On July 31, 1995, the two women returned from England and stayed at Lerner's West Hollywood condominium while they waited for the horses to clear quarantine. While sitting at the kitchen table, they discussed nail polish, and colors. Len Bosack, Lerner's husband, was in and out of the room during the conversations. For approximately an hour and a half, Lerner and Holmes worked with the colors in a nail kit to try to recreate the purple color Holmes had made in England so they could have the color in a liquid form, rather than layering two colors. Lerner made a different shade of purple, and Holmes commented that it looked just like a bruise. Holmes then said that she wanted to call the purple color she had made "Plague." Holmes had been reading about 16th century England, and how people with the plague developed purple sores, and she thought the color looked like the plague sores.(Fn 2) Lerner and Holmes discussed the fact that the names they were creating had an urban theme, and tried to think of other names to fit the theme. Starting with "Bruise" and "Plague," they also discussed the names "Mildew," "Smog," "Uzi," and "Oil Slick." Len Bosack walked into the kitchen at that point, heard the conversation about the urban theme, and said "What about decay?" The two women liked the idea, and decided that "Urban Decay" was a good name for their concept.

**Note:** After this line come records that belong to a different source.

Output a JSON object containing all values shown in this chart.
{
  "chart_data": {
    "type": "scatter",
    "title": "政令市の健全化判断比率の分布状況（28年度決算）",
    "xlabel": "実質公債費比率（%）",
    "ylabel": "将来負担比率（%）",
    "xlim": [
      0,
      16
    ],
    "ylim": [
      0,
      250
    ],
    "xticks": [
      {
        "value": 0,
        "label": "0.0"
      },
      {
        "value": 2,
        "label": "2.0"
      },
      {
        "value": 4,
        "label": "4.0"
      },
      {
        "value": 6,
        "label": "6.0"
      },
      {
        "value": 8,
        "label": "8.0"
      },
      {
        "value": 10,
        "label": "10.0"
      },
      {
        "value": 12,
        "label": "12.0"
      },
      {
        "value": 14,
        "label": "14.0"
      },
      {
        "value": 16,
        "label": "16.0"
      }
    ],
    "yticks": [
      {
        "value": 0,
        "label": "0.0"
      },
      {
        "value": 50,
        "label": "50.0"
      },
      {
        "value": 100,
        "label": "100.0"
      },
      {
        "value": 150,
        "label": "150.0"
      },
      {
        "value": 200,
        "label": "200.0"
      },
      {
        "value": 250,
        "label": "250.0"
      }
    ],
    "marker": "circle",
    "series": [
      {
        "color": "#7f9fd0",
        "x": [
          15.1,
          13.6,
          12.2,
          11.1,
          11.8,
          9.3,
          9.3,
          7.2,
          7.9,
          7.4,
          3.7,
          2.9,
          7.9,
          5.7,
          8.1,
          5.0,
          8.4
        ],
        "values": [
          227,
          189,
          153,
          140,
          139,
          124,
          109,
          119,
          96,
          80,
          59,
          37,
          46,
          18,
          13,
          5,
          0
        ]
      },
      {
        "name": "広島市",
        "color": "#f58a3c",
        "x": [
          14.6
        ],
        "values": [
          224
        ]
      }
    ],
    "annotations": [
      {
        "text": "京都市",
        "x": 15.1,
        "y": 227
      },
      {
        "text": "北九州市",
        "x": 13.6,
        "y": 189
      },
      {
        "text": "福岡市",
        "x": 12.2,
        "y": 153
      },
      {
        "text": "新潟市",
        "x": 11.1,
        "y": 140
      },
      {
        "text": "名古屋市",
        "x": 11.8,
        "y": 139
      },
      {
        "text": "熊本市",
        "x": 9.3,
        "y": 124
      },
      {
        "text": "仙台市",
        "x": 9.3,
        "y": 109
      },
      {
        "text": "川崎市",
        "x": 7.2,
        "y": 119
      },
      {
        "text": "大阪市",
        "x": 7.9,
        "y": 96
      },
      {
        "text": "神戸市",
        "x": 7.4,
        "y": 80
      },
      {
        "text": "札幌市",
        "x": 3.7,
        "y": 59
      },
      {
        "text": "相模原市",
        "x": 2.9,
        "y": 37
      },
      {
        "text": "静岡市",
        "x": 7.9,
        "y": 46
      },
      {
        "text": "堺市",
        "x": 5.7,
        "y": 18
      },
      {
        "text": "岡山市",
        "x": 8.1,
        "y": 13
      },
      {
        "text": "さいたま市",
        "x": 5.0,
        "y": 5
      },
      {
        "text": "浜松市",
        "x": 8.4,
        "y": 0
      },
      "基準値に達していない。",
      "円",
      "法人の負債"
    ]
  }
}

Fn 2 Plague is described as "rich violet with a blue sheen."
Lerner said to Holmes: "This seems like a good [thing], it's something that we both like, and isn't out there. Do you think we should start a company?" Holmes responded: "Yes, I think it's a great idea." Lerner told Holmes that they would have to do market research and determine how to have the polishes produced, and that there were many things they would have to do. Lerner said: "We will hire people to work for us. We will do everything we can to get the company going, and then we'll be creative, and other people will do the work, so we'll have time to continue riding the horses." Holmes agreed that they would do those things. They did not separate out which tasks each of them would do, but planned to do it all together.
The opinion proceeds to detail the development of the company and concludes that Lerner and Holmes formed a partnership. The case has many interesting features -- not the least of which is that Urban Decay seems to have lost its edge ... just take a look at some of the current products on its website. Another interesting feature is that the website does not mention Pat Holmes in the company history. A jury awarded Holmes over $1 million in compensatory and punitive damages from this case.
One of my students, Shakira Ferguson, was curious about this omission, and contacted Urban Decay, requesting an explaination. This was the response she received via email:
Pat Holmes was a friend of Sandy Lerner at the time Urban Decay was started. Many of Sandy's and Wende's friends contributed ideas, energy and enthusiasm to the business because people were excited about the prospect of a countercultural, revolutionary cosmetics company. Unfortunately, we are not able to mention all of the friends in the company history.
If you read all of the facts of the case, Holmes seems far from the trivial participant that she is portrayed as here, but it's hard to imagine what else the company would say. After all, the remedy did not include an injunction requiring Urban Decay to name Holmes.